`A scout's delight'

Young Bowie pitcher's levelheaded approach helps him deal with game's ups and downs

Chris Tillman

May 14, 2008|By Roch Kubatko | Roch Kubatko,SUN REPORTER

BOWIE -- As a pitcher at the Double-A level who turned 20 last month, Chris Tillman has just a couple of consistencies in his professional life: the effusive praise and lofty expectations that follow him from one ballpark to the next. It doesn't matter whether he strings together scoreless innings or abruptly loses his command. The opinions never seem to change.

Tillman, acquired by the Orioles in the Erik Bedard trade with the Seattle Mariners, allowed one hit over six innings in his most recent start with the Bowie Baysox. In his previous turn, against Akron, he couldn't get out of the fourth after surrendering a three-run homer.

His Eastern League debut lasted two innings - and 14 batters. On April 12, he no-hit Akron over five innings.

These are the familiar ups and downs of a young prospect who didn't pitch above Single-A until this season and is only two years removed from high school. But he's good and getting better, a point that doesn't spark much debate.

"I think he's got a bright future ahead of him," said Bowie manager Brad Komminsk, a former major league outfielder who played for the Orioles in 1990. "He pitches inside, he can locate, his curveball is coming along. I definitely like what I've seen so far."

If Tillman struggles, it won't be from nerves. Each success or failure brings a shrug of the shoulders and a calm assessment of his performance.

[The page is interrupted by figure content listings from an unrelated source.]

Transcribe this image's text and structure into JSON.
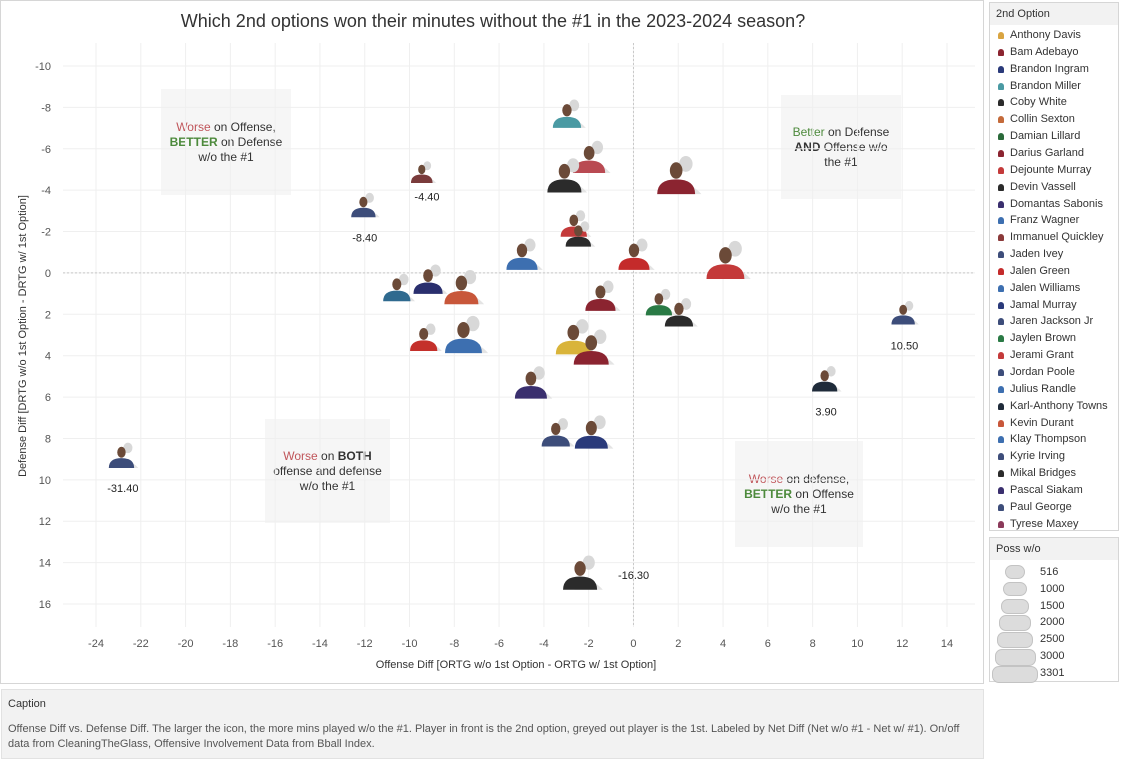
{
  "title": "Which 2nd options won their minutes without the #1 in the 2023-2024 season?",
  "chart_data": {
    "type": "scatter",
    "title": "Which 2nd options won their minutes without the #1 in the 2023-2024 season?",
    "xlabel": "Offense Diff [ORTG w/o 1st Option - ORTG w/ 1st Option]",
    "ylabel": "Defense Diff [DRTG w/o 1st Option - DRTG w/ 1st Option]",
    "xlim": [
      -24,
      14
    ],
    "ylim": [
      -10,
      16
    ],
    "y_reversed": true,
    "x_ticks": [
      -24,
      -22,
      -20,
      -18,
      -16,
      -14,
      -12,
      -10,
      -8,
      -6,
      -4,
      -2,
      0,
      2,
      4,
      6,
      8,
      10,
      12,
      14
    ],
    "y_ticks": [
      -10,
      -8,
      -6,
      -4,
      -2,
      0,
      2,
      4,
      6,
      8,
      10,
      12,
      14,
      16
    ],
    "grid": true,
    "marker": "player-headshot-icon",
    "points": [
      {
        "x": -2.9,
        "y": -7.6,
        "size": 1200,
        "color": "#4a9aa3"
      },
      {
        "x": -9.4,
        "y": -4.8,
        "size": 516,
        "color": "#7a3b3b",
        "label": "-4.40"
      },
      {
        "x": -12.0,
        "y": -3.2,
        "size": 800,
        "color": "#3d4d7a",
        "label": "-8.40"
      },
      {
        "x": -1.9,
        "y": -5.5,
        "size": 1600,
        "color": "#b94a52"
      },
      {
        "x": -3.0,
        "y": -4.6,
        "size": 1800,
        "color": "#2b2b2b"
      },
      {
        "x": 2.0,
        "y": -4.6,
        "size": 2200,
        "color": "#8b2430"
      },
      {
        "x": -2.6,
        "y": -2.3,
        "size": 1000,
        "color": "#c43a3a"
      },
      {
        "x": -2.4,
        "y": -1.8,
        "size": 900,
        "color": "#2b2b2b"
      },
      {
        "x": -4.9,
        "y": -0.8,
        "size": 1500,
        "color": "#3d6fb0"
      },
      {
        "x": 0.1,
        "y": -0.8,
        "size": 1500,
        "color": "#c42b2b"
      },
      {
        "x": 4.2,
        "y": -0.5,
        "size": 2200,
        "color": "#c43a3a"
      },
      {
        "x": -10.5,
        "y": 0.8,
        "size": 1100,
        "color": "#2f6a8f"
      },
      {
        "x": -9.1,
        "y": 0.4,
        "size": 1300,
        "color": "#2a2f6e"
      },
      {
        "x": -7.6,
        "y": 0.8,
        "size": 1800,
        "color": "#c8573a"
      },
      {
        "x": -1.4,
        "y": 1.2,
        "size": 1400,
        "color": "#8b2430"
      },
      {
        "x": 1.2,
        "y": 1.5,
        "size": 1000,
        "color": "#2a7a45"
      },
      {
        "x": 2.1,
        "y": 2.0,
        "size": 1200,
        "color": "#2b2b2b"
      },
      {
        "x": 12.1,
        "y": 2.0,
        "size": 700,
        "color": "#3d4d7a",
        "label": "10.50"
      },
      {
        "x": -9.3,
        "y": 3.2,
        "size": 1100,
        "color": "#c4302b"
      },
      {
        "x": -7.5,
        "y": 3.1,
        "size": 2100,
        "color": "#3d6fb0"
      },
      {
        "x": -2.6,
        "y": 3.2,
        "size": 1900,
        "color": "#d9b43a"
      },
      {
        "x": -1.8,
        "y": 3.7,
        "size": 1900,
        "color": "#8b2430"
      },
      {
        "x": 8.6,
        "y": 5.2,
        "size": 900,
        "color": "#1f2b3a",
        "label": "3.90"
      },
      {
        "x": -4.5,
        "y": 5.4,
        "size": 1600,
        "color": "#3a2f6e"
      },
      {
        "x": -3.4,
        "y": 7.8,
        "size": 1200,
        "color": "#3d4d7a"
      },
      {
        "x": -1.8,
        "y": 7.8,
        "size": 1700,
        "color": "#2a3a7a"
      },
      {
        "x": -22.8,
        "y": 8.9,
        "size": 900,
        "color": "#3d4d7a",
        "label": "-31.40"
      },
      {
        "x": -2.3,
        "y": 14.6,
        "size": 1800,
        "color": "#2b2b2b",
        "label": "-16.30"
      }
    ]
  },
  "quadrants": {
    "top_left": {
      "line1_worse": "Worse",
      "line1_rest": " on Offense,",
      "line2_better": "BETTER",
      "line2_rest": " on Defense",
      "line3": "w/o the #1"
    },
    "top_right": {
      "line1_better": "Better",
      "line1_rest": " on Defense",
      "line2_bold": "AND",
      "line2_rest": " Offense w/o",
      "line3": "the #1"
    },
    "bottom_left": {
      "line1_worse": "Worse",
      "line1_mid": " on ",
      "line1_bold": "BOTH",
      "line2": "offense and defense",
      "line3": "w/o the #1"
    },
    "bottom_right": {
      "line1_worse": "Worse",
      "line1_rest": " on defense,",
      "line2_better": "BETTER",
      "line2_rest": " on Offense",
      "line3": "w/o the #1"
    }
  },
  "legend": {
    "title": "2nd Option",
    "items": [
      {
        "name": "Anthony Davis",
        "color": "#d9a441"
      },
      {
        "name": "Bam Adebayo",
        "color": "#8b2430"
      },
      {
        "name": "Brandon Ingram",
        "color": "#2a3a7a"
      },
      {
        "name": "Brandon Miller",
        "color": "#4a9aa3"
      },
      {
        "name": "Coby White",
        "color": "#2b2b2b"
      },
      {
        "name": "Collin Sexton",
        "color": "#c46a3a"
      },
      {
        "name": "Damian Lillard",
        "color": "#2a6a3a"
      },
      {
        "name": "Darius Garland",
        "color": "#8b2430"
      },
      {
        "name": "Dejounte Murray",
        "color": "#c43a3a"
      },
      {
        "name": "Devin Vassell",
        "color": "#2b2b2b"
      },
      {
        "name": "Domantas Sabonis",
        "color": "#3a2f6e"
      },
      {
        "name": "Franz Wagner",
        "color": "#3d6fb0"
      },
      {
        "name": "Immanuel Quickley",
        "color": "#8b3a3a"
      },
      {
        "name": "Jaden Ivey",
        "color": "#3d4d7a"
      },
      {
        "name": "Jalen Green",
        "color": "#c42b2b"
      },
      {
        "name": "Jalen Williams",
        "color": "#3d6fb0"
      },
      {
        "name": "Jamal Murray",
        "color": "#2a3a7a"
      },
      {
        "name": "Jaren Jackson Jr",
        "color": "#3d4d7a"
      },
      {
        "name": "Jaylen Brown",
        "color": "#2a7a45"
      },
      {
        "name": "Jerami Grant",
        "color": "#c43a3a"
      },
      {
        "name": "Jordan Poole",
        "color": "#3d4d7a"
      },
      {
        "name": "Julius Randle",
        "color": "#3d6fb0"
      },
      {
        "name": "Karl-Anthony Towns",
        "color": "#1f2b3a"
      },
      {
        "name": "Kevin Durant",
        "color": "#c8573a"
      },
      {
        "name": "Klay Thompson",
        "color": "#3d6fb0"
      },
      {
        "name": "Kyrie Irving",
        "color": "#3d4d7a"
      },
      {
        "name": "Mikal Bridges",
        "color": "#2b2b2b"
      },
      {
        "name": "Pascal Siakam",
        "color": "#3a2f6e"
      },
      {
        "name": "Paul George",
        "color": "#3d4d7a"
      },
      {
        "name": "Tyrese Maxey",
        "color": "#8b3a5a"
      }
    ]
  },
  "size_legend": {
    "title": "Poss w/o",
    "items": [
      {
        "label": "516",
        "value": 516
      },
      {
        "label": "1000",
        "value": 1000
      },
      {
        "label": "1500",
        "value": 1500
      },
      {
        "label": "2000",
        "value": 2000
      },
      {
        "label": "2500",
        "value": 2500
      },
      {
        "label": "3000",
        "value": 3000
      },
      {
        "label": "3301",
        "value": 3301
      }
    ]
  },
  "caption": {
    "title": "Caption",
    "text": "Offense Diff vs. Defense Diff.  The larger the icon, the more mins played w/o the #1.  Player in front is the 2nd option, greyed out player is the 1st.  Labeled by Net Diff (Net w/o #1 - Net w/ #1). On/off data from CleaningTheGlass, Offensive Involvement Data from Bball Index."
  }
}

"He's very poised on the mound," Komminsk said. "He seems very polished for a young kid."

That much was evident after he threw 36 pitches in the fourth inning of a May 4 game. Tillman noted afterward that he had a good fastball but no consistency with his off-speed stuff. He made good pitches and Akron hit them.

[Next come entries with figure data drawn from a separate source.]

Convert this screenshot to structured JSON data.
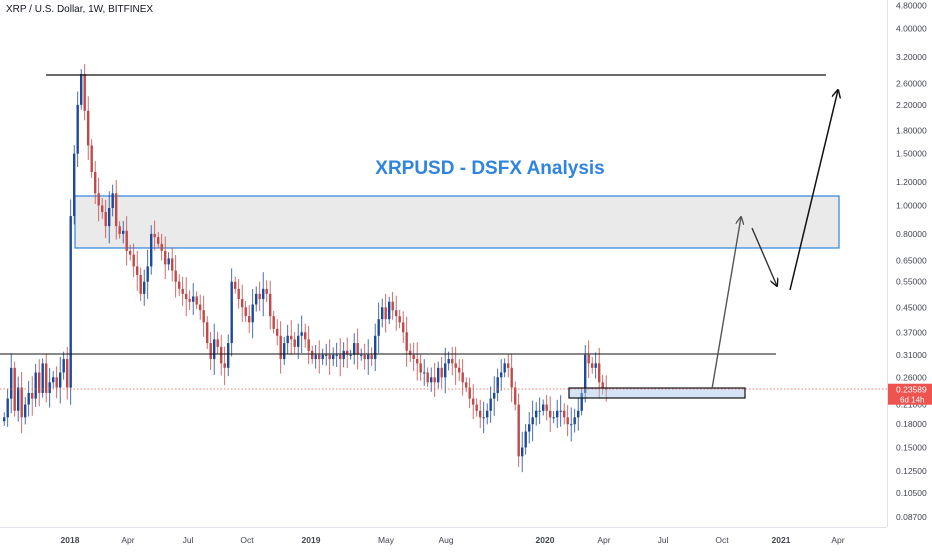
{
  "header": {
    "symbol_title": "XRP / U.S. Dollar, 1W, BITFINEX"
  },
  "annotation": {
    "headline": "XRPUSD - DSFX Analysis"
  },
  "price_axis": {
    "labels": [
      "4.80000",
      "4.00000",
      "3.20000",
      "2.60000",
      "2.20000",
      "1.80000",
      "1.50000",
      "1.20000",
      "1.00000",
      "0.80000",
      "0.65000",
      "0.55000",
      "0.45000",
      "0.37000",
      "0.31000",
      "0.26000",
      "0.21000",
      "0.18000",
      "0.15000",
      "0.12500",
      "0.10500",
      "0.08700"
    ],
    "current_price": "0.23589",
    "countdown": "6d 14h"
  },
  "time_axis": {
    "labels": [
      "2018",
      "Apr",
      "Jul",
      "Oct",
      "2019",
      "May",
      "Aug",
      "2020",
      "Apr",
      "Jul",
      "Oct",
      "2021",
      "Apr"
    ]
  },
  "colors": {
    "up": "#1e4a9c",
    "down": "#c24949",
    "accent": "#2f84e0",
    "price_tag": "#ef5350"
  },
  "chart_data": {
    "type": "candlestick",
    "title": "XRP / U.S. Dollar, 1W, BITFINEX",
    "y_scale": "log",
    "ylim": [
      0.08,
      5.2
    ],
    "x_ticks": [
      "2018",
      "Apr",
      "Jul",
      "Oct",
      "2019",
      "May",
      "Aug",
      "2020",
      "Apr",
      "Jul",
      "Oct",
      "2021",
      "Apr"
    ],
    "closes": [
      0.19,
      0.22,
      0.28,
      0.2,
      0.24,
      0.19,
      0.21,
      0.23,
      0.22,
      0.27,
      0.23,
      0.29,
      0.23,
      0.25,
      0.26,
      0.24,
      0.27,
      0.3,
      0.24,
      0.92,
      1.5,
      2.2,
      2.8,
      2.1,
      1.6,
      1.3,
      1.1,
      1.0,
      0.95,
      0.85,
      0.98,
      1.1,
      0.85,
      0.8,
      0.82,
      0.7,
      0.68,
      0.62,
      0.58,
      0.5,
      0.55,
      0.62,
      0.8,
      0.78,
      0.74,
      0.7,
      0.63,
      0.66,
      0.6,
      0.55,
      0.52,
      0.5,
      0.48,
      0.47,
      0.49,
      0.46,
      0.44,
      0.4,
      0.34,
      0.3,
      0.35,
      0.33,
      0.29,
      0.28,
      0.34,
      0.55,
      0.52,
      0.48,
      0.45,
      0.42,
      0.4,
      0.46,
      0.5,
      0.48,
      0.52,
      0.5,
      0.42,
      0.38,
      0.36,
      0.3,
      0.34,
      0.36,
      0.35,
      0.33,
      0.36,
      0.37,
      0.35,
      0.32,
      0.3,
      0.31,
      0.3,
      0.31,
      0.31,
      0.3,
      0.31,
      0.31,
      0.3,
      0.32,
      0.31,
      0.31,
      0.34,
      0.31,
      0.31,
      0.3,
      0.31,
      0.3,
      0.36,
      0.41,
      0.45,
      0.41,
      0.47,
      0.44,
      0.42,
      0.4,
      0.37,
      0.32,
      0.31,
      0.3,
      0.29,
      0.27,
      0.27,
      0.25,
      0.26,
      0.25,
      0.28,
      0.26,
      0.29,
      0.3,
      0.29,
      0.28,
      0.27,
      0.25,
      0.24,
      0.22,
      0.21,
      0.2,
      0.19,
      0.19,
      0.2,
      0.22,
      0.23,
      0.26,
      0.27,
      0.29,
      0.28,
      0.24,
      0.21,
      0.14,
      0.15,
      0.17,
      0.18,
      0.19,
      0.2,
      0.2,
      0.21,
      0.2,
      0.19,
      0.19,
      0.2,
      0.2,
      0.19,
      0.18,
      0.18,
      0.19,
      0.2,
      0.23,
      0.31,
      0.29,
      0.28,
      0.29,
      0.25,
      0.24,
      0.2359
    ]
  }
}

"You can't do anything about that," said Tillman, who is 3-0 with a 2.87 ERA in seven starts, with 19 hits allowed and 29 strikeouts in 31 1/3 innings. "Every level is a step up. You have to make adjustments now and settle yourself in. I'll get there."

He won't make much noise doing it. Tillman isn't likely to embark on a career as a motivational speaker, but the same low-key personality that was on display in spring training, and at Prince George's Stadium, should serve him well on the mound.

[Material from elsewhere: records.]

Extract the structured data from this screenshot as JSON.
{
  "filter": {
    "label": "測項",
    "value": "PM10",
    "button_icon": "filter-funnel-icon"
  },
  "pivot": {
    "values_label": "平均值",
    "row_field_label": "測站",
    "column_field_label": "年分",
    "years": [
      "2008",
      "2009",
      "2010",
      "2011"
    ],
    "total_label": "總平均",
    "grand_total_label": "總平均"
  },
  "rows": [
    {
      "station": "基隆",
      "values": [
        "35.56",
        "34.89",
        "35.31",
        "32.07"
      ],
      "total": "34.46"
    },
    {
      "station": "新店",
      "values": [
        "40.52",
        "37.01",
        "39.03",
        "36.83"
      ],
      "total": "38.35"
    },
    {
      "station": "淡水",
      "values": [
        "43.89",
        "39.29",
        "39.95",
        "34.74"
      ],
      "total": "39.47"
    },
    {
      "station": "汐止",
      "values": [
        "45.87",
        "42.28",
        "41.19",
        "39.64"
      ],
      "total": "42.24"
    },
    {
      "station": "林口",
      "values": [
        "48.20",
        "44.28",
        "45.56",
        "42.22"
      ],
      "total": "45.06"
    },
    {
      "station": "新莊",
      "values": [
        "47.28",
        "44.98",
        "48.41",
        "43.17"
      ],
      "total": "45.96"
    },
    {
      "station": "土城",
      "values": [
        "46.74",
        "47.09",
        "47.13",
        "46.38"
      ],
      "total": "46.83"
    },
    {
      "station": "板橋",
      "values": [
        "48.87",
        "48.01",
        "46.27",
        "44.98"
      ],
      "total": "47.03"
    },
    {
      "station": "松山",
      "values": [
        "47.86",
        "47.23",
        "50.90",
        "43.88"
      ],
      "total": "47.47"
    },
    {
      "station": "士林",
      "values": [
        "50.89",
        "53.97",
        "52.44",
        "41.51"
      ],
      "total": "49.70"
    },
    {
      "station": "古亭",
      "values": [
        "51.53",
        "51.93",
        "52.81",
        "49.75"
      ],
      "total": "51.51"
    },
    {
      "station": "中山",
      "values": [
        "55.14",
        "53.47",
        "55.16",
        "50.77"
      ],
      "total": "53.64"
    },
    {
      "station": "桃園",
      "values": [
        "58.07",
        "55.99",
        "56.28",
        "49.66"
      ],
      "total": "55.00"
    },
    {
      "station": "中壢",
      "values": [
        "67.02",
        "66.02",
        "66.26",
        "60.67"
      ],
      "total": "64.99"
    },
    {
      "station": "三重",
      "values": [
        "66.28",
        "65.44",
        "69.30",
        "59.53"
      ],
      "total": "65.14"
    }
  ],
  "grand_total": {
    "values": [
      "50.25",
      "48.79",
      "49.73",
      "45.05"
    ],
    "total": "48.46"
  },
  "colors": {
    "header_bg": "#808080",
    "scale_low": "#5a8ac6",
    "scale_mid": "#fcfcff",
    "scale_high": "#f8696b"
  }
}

"He's quiet, but I think he knows what he wants to get accomplished out there, and he has expectations for himself," Komminsk said. "I haven't seen any indication that anything's really bothering him right now."

Said Bowie outfielder Luis Montanez: "It doesn't seem like anything rattles him."

Tillman was named the Mariners' minor league Pitcher of the Year last season after going a combined 7-11 with a 4.84 ERA and 139 strikeouts in 135 2/3 innings between Single-A Wisconsin and High Desert. Baseball America rated him the organization's No. 2 prospect. But he has found the next step up baseball's ladder to be even sturdier.

"I think this level is easier than where I was last year," he said. "The [California League] is definitely not pitcher-friendly. I think it was tougher. I'm just not always getting the breaks right now, but it'll come around."

Orioles president Andy MacPhail refers to Tillman as "a scout's delight," a 6-foot-5 right-hander who receives high grades for his plus curveball, a fastball that touches 94 mph and a clean delivery that he easily repeats. Baseball America executive editor Jim Callis calls Tillman "your classic young, projectable pitching prospect."

"He's looking pretty good so far," Bowie pitching coach Mike Griffin said. "He's starting to get his feet settled on the ground. He's getting more comfortable as the season progresses. And when that happens, everything starts to flow."

Tillman might have been the most impressive pitcher at spring training, but the Orioles reassigned him to minor league camp in Sarasota, Fla., after three weeks and vowed not to rush him. The majors will have to wait. But for how long depends on Tillman, even though the decision ultimately rests with others.

"I guess it'll happen when I get more consistent and have better command of all my pitches," he said. "I've got my fastball down. I just need to start commanding my curveball and my changeup for strikes early in the count."

Said Griffin: "Does he have a major league future? Yes, he does. Where he fits in, that will be Baltimore's choice. But he's not overmatched here by any stretch of the imagination. He fits in perfectly."